Nei primi secoli dell’età moderna, gli scrittori di teatro sono eruditi-intellettuali, filosofi, medici, uomini di Chiesa nutriti dalla grande tradizione classica e dai Padri della Chiesa, insegnanti, nobili con importanti incarichi pubblici, accademici dalla penna facile, che devono rapportarsi con il periodo e il mondo politico, sociale, culturale e religioso nel quale vivono. Gli autori aretini si inseriscono nella tradizione della città che, prima della nascita del Salone delle Commedie (ufficialmente inaugurato nel 1612), si manifesta con il teatro all’aperto e nei palazzi nobiliari. E, se nei dibattitti accademici si opta per la tragedia o comunque per i drammi – secondo la concezione aristotelica della katharsis – la realtà aretina delle rappresentazioni è ben diversa. Emergono le figure di Giovanni Lappoli, Girolamo Turini, Scipione Francucci, Bernardino degli Azzi, Giuseppe Gherardi da Casole, Antonio Paccinelli, Pietro Guadagni. Si tratta di scrittori minori che connotano comunque un periodo di grande interesse per lo storico delle idee, che sono alla base della storia della cultura.

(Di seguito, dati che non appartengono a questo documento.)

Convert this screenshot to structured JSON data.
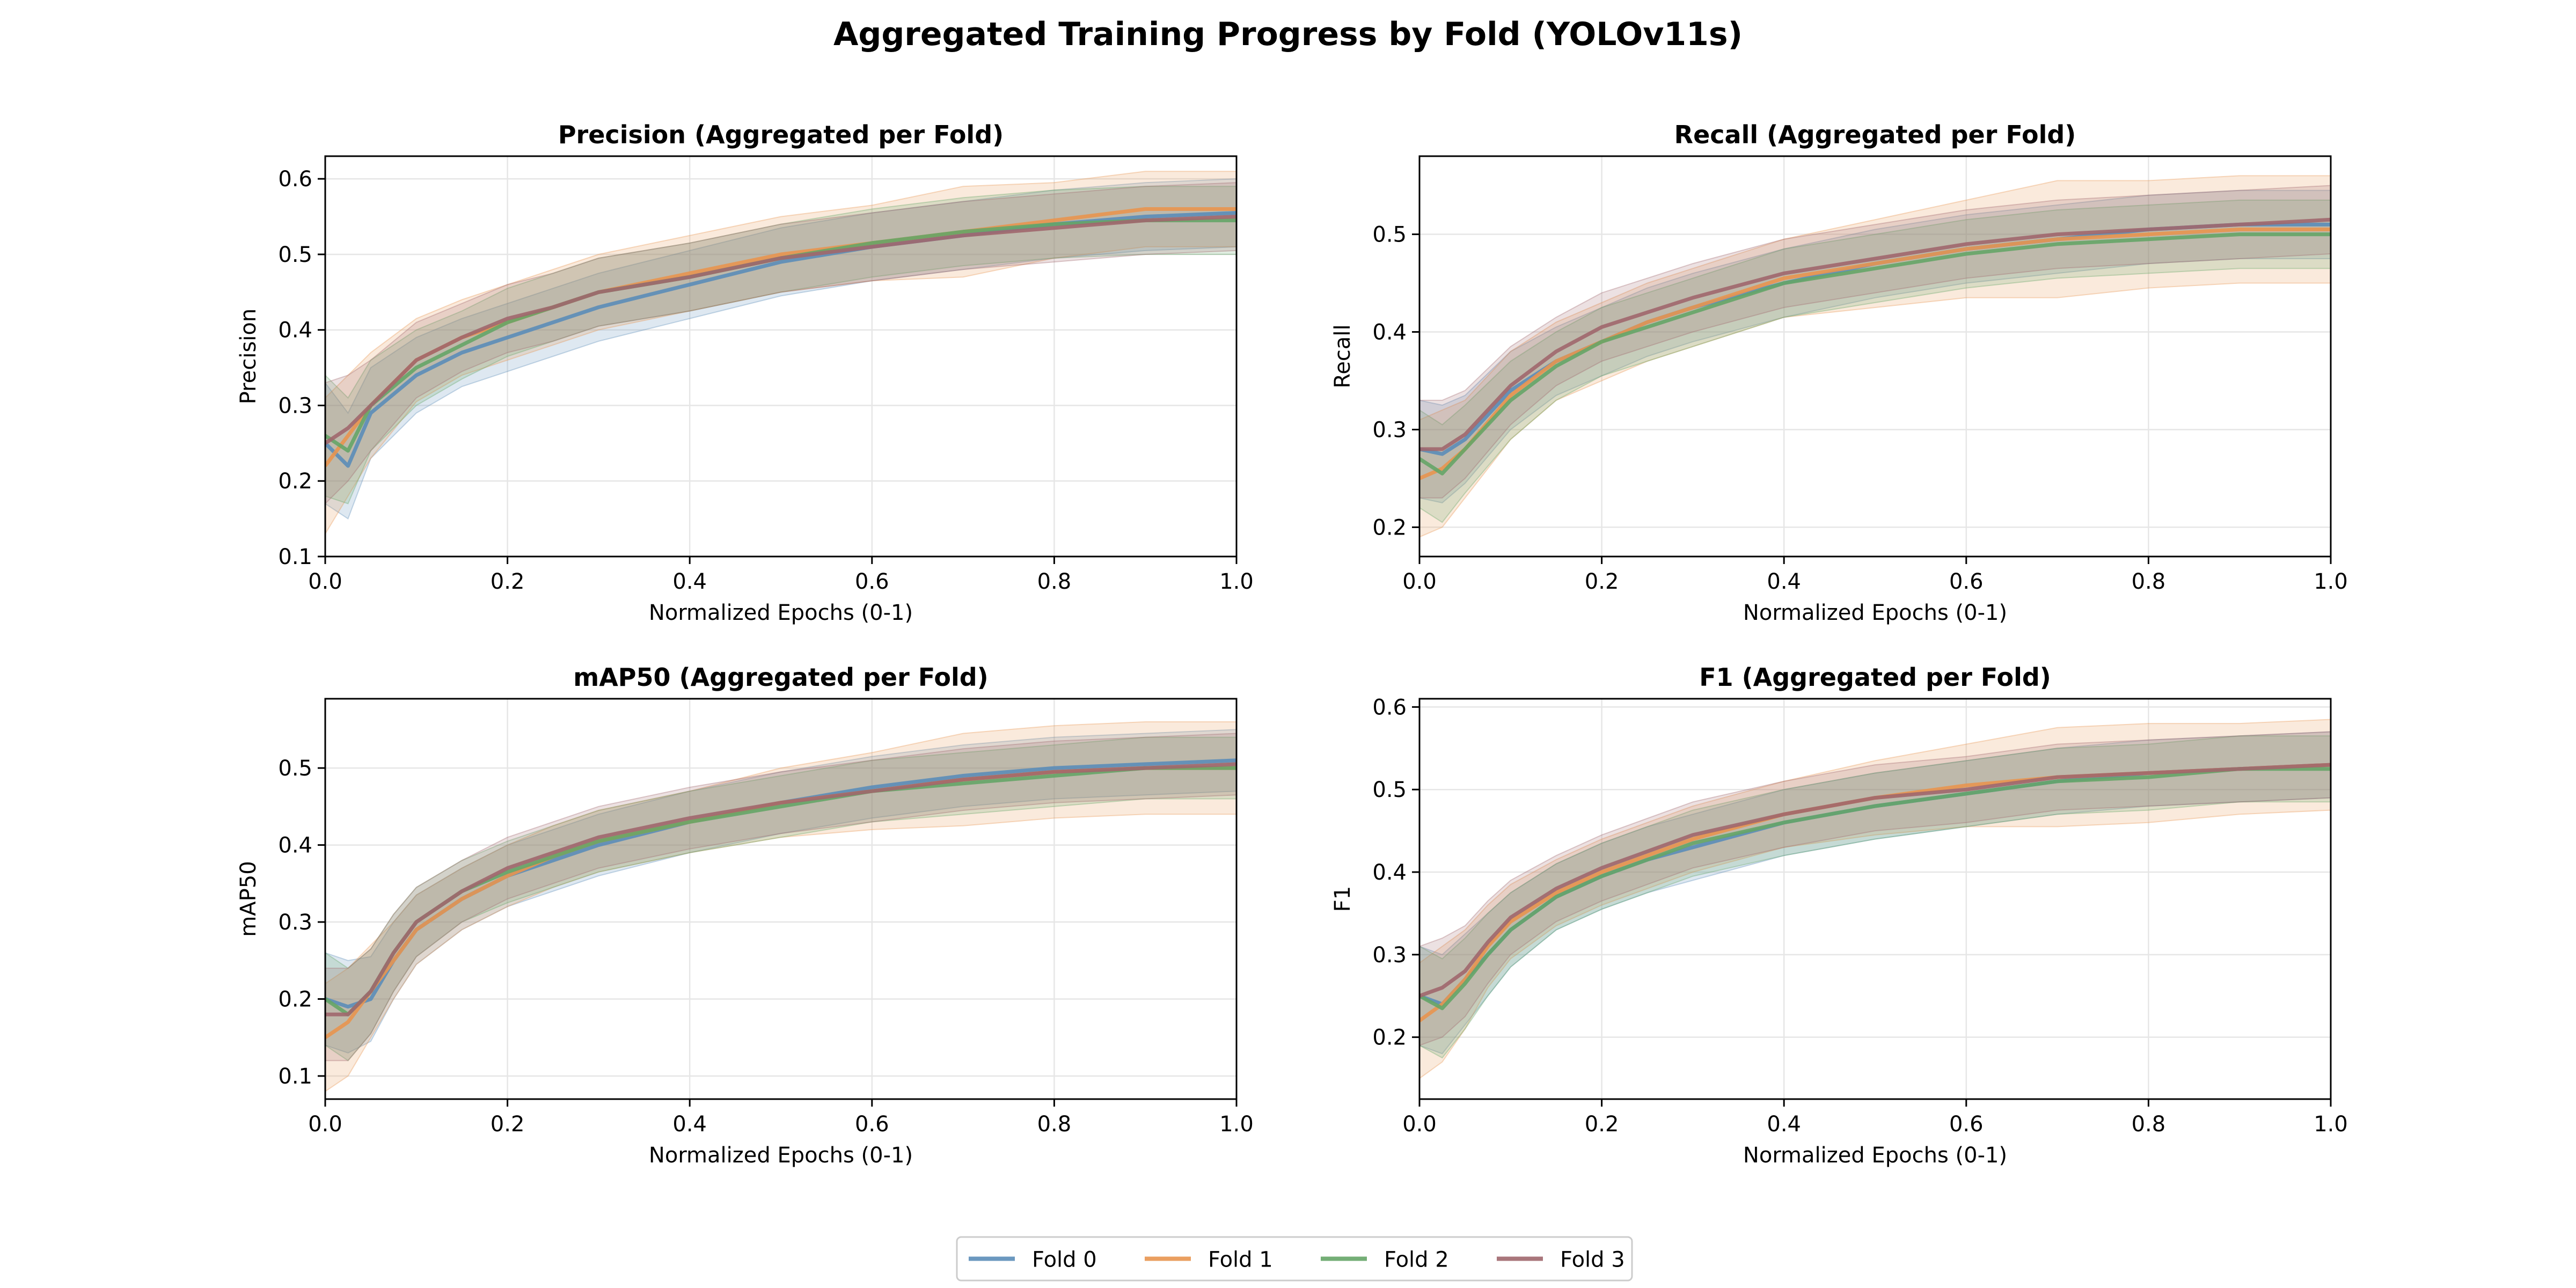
{
  "title": "Aggregated Training Progress by Fold (YOLOv11s)",
  "colors": {
    "Fold 0": "#5b8db8",
    "Fold 1": "#e8954f",
    "Fold 2": "#65a567",
    "Fold 3": "#a0676d",
    "grid": "#e6e6e6",
    "axis": "#000000"
  },
  "legend": {
    "placement": "bottom-center",
    "entries": [
      "Fold 0",
      "Fold 1",
      "Fold 2",
      "Fold 3"
    ]
  },
  "chart_data": [
    {
      "type": "line",
      "title": "Precision (Aggregated per Fold)",
      "xlabel": "Normalized Epochs (0-1)",
      "ylabel": "Precision",
      "xlim": [
        0,
        1
      ],
      "ylim": [
        0.1,
        0.63
      ],
      "xticks": [
        "0.0",
        "0.2",
        "0.4",
        "0.6",
        "0.8",
        "1.0"
      ],
      "yticks": [
        "0.1",
        "0.2",
        "0.3",
        "0.4",
        "0.5",
        "0.6"
      ],
      "ytick_values": [
        0.1,
        0.2,
        0.3,
        0.4,
        0.5,
        0.6
      ],
      "grid": true,
      "x": [
        0,
        0.025,
        0.05,
        0.1,
        0.15,
        0.2,
        0.25,
        0.3,
        0.4,
        0.5,
        0.6,
        0.7,
        0.8,
        0.9,
        1.0
      ],
      "series": [
        {
          "name": "Fold 0",
          "values": [
            0.25,
            0.22,
            0.29,
            0.34,
            0.37,
            0.39,
            0.41,
            0.43,
            0.46,
            0.49,
            0.51,
            0.525,
            0.54,
            0.55,
            0.555
          ],
          "band": [
            0.08,
            0.07,
            0.06,
            0.05,
            0.045,
            0.045,
            0.045,
            0.045,
            0.045,
            0.045,
            0.045,
            0.045,
            0.045,
            0.045,
            0.045
          ]
        },
        {
          "name": "Fold 1",
          "values": [
            0.22,
            0.26,
            0.3,
            0.36,
            0.39,
            0.41,
            0.43,
            0.45,
            0.475,
            0.5,
            0.515,
            0.53,
            0.545,
            0.56,
            0.56
          ],
          "band": [
            0.09,
            0.08,
            0.07,
            0.055,
            0.05,
            0.05,
            0.05,
            0.05,
            0.05,
            0.05,
            0.05,
            0.06,
            0.05,
            0.05,
            0.05
          ]
        },
        {
          "name": "Fold 2",
          "values": [
            0.26,
            0.24,
            0.3,
            0.35,
            0.38,
            0.41,
            0.43,
            0.45,
            0.47,
            0.495,
            0.515,
            0.53,
            0.54,
            0.545,
            0.545
          ],
          "band": [
            0.08,
            0.07,
            0.06,
            0.05,
            0.045,
            0.045,
            0.045,
            0.045,
            0.045,
            0.045,
            0.045,
            0.045,
            0.045,
            0.045,
            0.045
          ]
        },
        {
          "name": "Fold 3",
          "values": [
            0.25,
            0.27,
            0.3,
            0.36,
            0.39,
            0.415,
            0.43,
            0.45,
            0.47,
            0.495,
            0.51,
            0.525,
            0.535,
            0.545,
            0.55
          ],
          "band": [
            0.08,
            0.07,
            0.06,
            0.05,
            0.045,
            0.045,
            0.045,
            0.045,
            0.045,
            0.045,
            0.045,
            0.045,
            0.045,
            0.045,
            0.045
          ]
        }
      ]
    },
    {
      "type": "line",
      "title": "Recall (Aggregated per Fold)",
      "xlabel": "Normalized Epochs (0-1)",
      "ylabel": "Recall",
      "xlim": [
        0,
        1
      ],
      "ylim": [
        0.17,
        0.58
      ],
      "xticks": [
        "0.0",
        "0.2",
        "0.4",
        "0.6",
        "0.8",
        "1.0"
      ],
      "yticks": [
        "0.2",
        "0.3",
        "0.4",
        "0.5"
      ],
      "ytick_values": [
        0.2,
        0.3,
        0.4,
        0.5
      ],
      "grid": true,
      "x": [
        0,
        0.025,
        0.05,
        0.1,
        0.15,
        0.2,
        0.25,
        0.3,
        0.4,
        0.5,
        0.6,
        0.7,
        0.8,
        0.9,
        1.0
      ],
      "series": [
        {
          "name": "Fold 0",
          "values": [
            0.28,
            0.275,
            0.29,
            0.34,
            0.37,
            0.39,
            0.41,
            0.425,
            0.45,
            0.47,
            0.485,
            0.495,
            0.505,
            0.51,
            0.51
          ],
          "band": [
            0.05,
            0.05,
            0.045,
            0.04,
            0.035,
            0.035,
            0.035,
            0.035,
            0.035,
            0.035,
            0.035,
            0.035,
            0.035,
            0.035,
            0.035
          ]
        },
        {
          "name": "Fold 1",
          "values": [
            0.25,
            0.26,
            0.28,
            0.335,
            0.37,
            0.39,
            0.41,
            0.425,
            0.455,
            0.47,
            0.485,
            0.495,
            0.5,
            0.505,
            0.505
          ],
          "band": [
            0.06,
            0.06,
            0.05,
            0.045,
            0.04,
            0.04,
            0.04,
            0.04,
            0.04,
            0.045,
            0.05,
            0.06,
            0.055,
            0.055,
            0.055
          ]
        },
        {
          "name": "Fold 2",
          "values": [
            0.27,
            0.255,
            0.28,
            0.33,
            0.365,
            0.39,
            0.405,
            0.42,
            0.45,
            0.465,
            0.48,
            0.49,
            0.495,
            0.5,
            0.5
          ],
          "band": [
            0.05,
            0.05,
            0.045,
            0.04,
            0.035,
            0.035,
            0.035,
            0.035,
            0.035,
            0.035,
            0.035,
            0.035,
            0.035,
            0.035,
            0.035
          ]
        },
        {
          "name": "Fold 3",
          "values": [
            0.28,
            0.28,
            0.295,
            0.345,
            0.38,
            0.405,
            0.42,
            0.435,
            0.46,
            0.475,
            0.49,
            0.5,
            0.505,
            0.51,
            0.515
          ],
          "band": [
            0.05,
            0.05,
            0.045,
            0.04,
            0.035,
            0.035,
            0.035,
            0.035,
            0.035,
            0.035,
            0.035,
            0.035,
            0.035,
            0.035,
            0.035
          ]
        }
      ]
    },
    {
      "type": "line",
      "title": "mAP50 (Aggregated per Fold)",
      "xlabel": "Normalized Epochs (0-1)",
      "ylabel": "mAP50",
      "xlim": [
        0,
        1
      ],
      "ylim": [
        0.07,
        0.59
      ],
      "xticks": [
        "0.0",
        "0.2",
        "0.4",
        "0.6",
        "0.8",
        "1.0"
      ],
      "yticks": [
        "0.1",
        "0.2",
        "0.3",
        "0.4",
        "0.5"
      ],
      "ytick_values": [
        0.1,
        0.2,
        0.3,
        0.4,
        0.5
      ],
      "grid": true,
      "x": [
        0,
        0.025,
        0.05,
        0.075,
        0.1,
        0.15,
        0.2,
        0.25,
        0.3,
        0.4,
        0.5,
        0.6,
        0.7,
        0.8,
        0.9,
        1.0
      ],
      "series": [
        {
          "name": "Fold 0",
          "values": [
            0.2,
            0.19,
            0.2,
            0.25,
            0.29,
            0.33,
            0.36,
            0.38,
            0.4,
            0.43,
            0.455,
            0.475,
            0.49,
            0.5,
            0.505,
            0.51
          ],
          "band": [
            0.06,
            0.06,
            0.055,
            0.05,
            0.045,
            0.04,
            0.04,
            0.04,
            0.04,
            0.04,
            0.04,
            0.04,
            0.04,
            0.04,
            0.04,
            0.04
          ]
        },
        {
          "name": "Fold 1",
          "values": [
            0.15,
            0.17,
            0.21,
            0.25,
            0.29,
            0.33,
            0.36,
            0.385,
            0.405,
            0.43,
            0.455,
            0.47,
            0.485,
            0.495,
            0.5,
            0.5
          ],
          "band": [
            0.07,
            0.07,
            0.06,
            0.05,
            0.045,
            0.04,
            0.04,
            0.04,
            0.04,
            0.04,
            0.045,
            0.05,
            0.06,
            0.06,
            0.06,
            0.06
          ]
        },
        {
          "name": "Fold 2",
          "values": [
            0.2,
            0.18,
            0.21,
            0.26,
            0.3,
            0.34,
            0.365,
            0.385,
            0.405,
            0.43,
            0.45,
            0.47,
            0.48,
            0.49,
            0.5,
            0.5
          ],
          "band": [
            0.06,
            0.06,
            0.055,
            0.05,
            0.045,
            0.04,
            0.04,
            0.04,
            0.04,
            0.04,
            0.04,
            0.04,
            0.04,
            0.04,
            0.04,
            0.04
          ]
        },
        {
          "name": "Fold 3",
          "values": [
            0.18,
            0.18,
            0.21,
            0.26,
            0.3,
            0.34,
            0.37,
            0.39,
            0.41,
            0.435,
            0.455,
            0.47,
            0.485,
            0.495,
            0.5,
            0.505
          ],
          "band": [
            0.06,
            0.06,
            0.055,
            0.05,
            0.045,
            0.04,
            0.04,
            0.04,
            0.04,
            0.04,
            0.04,
            0.04,
            0.04,
            0.04,
            0.04,
            0.04
          ]
        }
      ]
    },
    {
      "type": "line",
      "title": "F1 (Aggregated per Fold)",
      "xlabel": "Normalized Epochs (0-1)",
      "ylabel": "F1",
      "xlim": [
        0,
        1
      ],
      "ylim": [
        0.125,
        0.61
      ],
      "xticks": [
        "0.0",
        "0.2",
        "0.4",
        "0.6",
        "0.8",
        "1.0"
      ],
      "yticks": [
        "0.2",
        "0.3",
        "0.4",
        "0.5",
        "0.6"
      ],
      "ytick_values": [
        0.2,
        0.3,
        0.4,
        0.5,
        0.6
      ],
      "grid": true,
      "x": [
        0,
        0.025,
        0.05,
        0.075,
        0.1,
        0.15,
        0.2,
        0.25,
        0.3,
        0.4,
        0.5,
        0.6,
        0.7,
        0.8,
        0.9,
        1.0
      ],
      "series": [
        {
          "name": "Fold 0",
          "values": [
            0.25,
            0.24,
            0.27,
            0.3,
            0.33,
            0.37,
            0.395,
            0.415,
            0.43,
            0.46,
            0.48,
            0.495,
            0.51,
            0.52,
            0.525,
            0.53
          ],
          "band": [
            0.06,
            0.06,
            0.055,
            0.05,
            0.045,
            0.04,
            0.04,
            0.04,
            0.04,
            0.04,
            0.04,
            0.04,
            0.04,
            0.04,
            0.04,
            0.04
          ]
        },
        {
          "name": "Fold 1",
          "values": [
            0.22,
            0.24,
            0.27,
            0.31,
            0.34,
            0.375,
            0.4,
            0.42,
            0.44,
            0.47,
            0.49,
            0.505,
            0.515,
            0.52,
            0.525,
            0.53
          ],
          "band": [
            0.07,
            0.07,
            0.06,
            0.05,
            0.045,
            0.04,
            0.04,
            0.04,
            0.04,
            0.04,
            0.045,
            0.05,
            0.06,
            0.06,
            0.055,
            0.055
          ]
        },
        {
          "name": "Fold 2",
          "values": [
            0.25,
            0.235,
            0.265,
            0.3,
            0.33,
            0.37,
            0.395,
            0.415,
            0.435,
            0.46,
            0.48,
            0.495,
            0.51,
            0.515,
            0.525,
            0.525
          ],
          "band": [
            0.06,
            0.06,
            0.055,
            0.05,
            0.045,
            0.04,
            0.04,
            0.04,
            0.04,
            0.04,
            0.04,
            0.04,
            0.04,
            0.04,
            0.04,
            0.04
          ]
        },
        {
          "name": "Fold 3",
          "values": [
            0.25,
            0.26,
            0.28,
            0.315,
            0.345,
            0.38,
            0.405,
            0.425,
            0.445,
            0.47,
            0.49,
            0.5,
            0.515,
            0.52,
            0.525,
            0.53
          ],
          "band": [
            0.06,
            0.06,
            0.055,
            0.05,
            0.045,
            0.04,
            0.04,
            0.04,
            0.04,
            0.04,
            0.04,
            0.04,
            0.04,
            0.04,
            0.04,
            0.04
          ]
        }
      ]
    }
  ]
}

Già insegnante, direttore didattico e dirigente scolastico, Giovanni Bianchini ha indirizzato le sue ricerche – su fonti manoscritte, carteggi e corrispondenze in genere – verso lo studio della cultura toscana tra fine Cinquecento e Settecento, sospesa tra letteratura, scienza, circolazione delle idee ed erudizione. Con Vanna Gazzola Stacchini, ha fra l’altro all’attivo un testo-base come “Le Accademie dell’Aretino del XVII e XVIII secolo” (Olschki, 1978). Profondamente legato alla Valcerfone, Bianchini ha ideato “I Venerdì di Palazzo del Pero” (giunti all’ottava edizione), in collaborazione con la Società storica aretina, della quale è uno dei soci fondatori e degli animatori. È anche membro dell’Accademia Petrarca di Arezzo e dell’Accademia Etrusca di Cortona.

La conferenza successiva, “Il monastero di S. Maria in Gradi in Arezzo: antichità perdute e riscoperte tra Cinquecento e Settecento”, è in programma il 14 novembre e sarà tenuta da Sara Faralli. Come di consueto, gli incontri in programma all’Auditorium Ducci sono ad ingresso libero, con dibattito finale aperto a tutti. Il ciclo di conferenze si protrarrà fino all’inizio del mese di dicembre.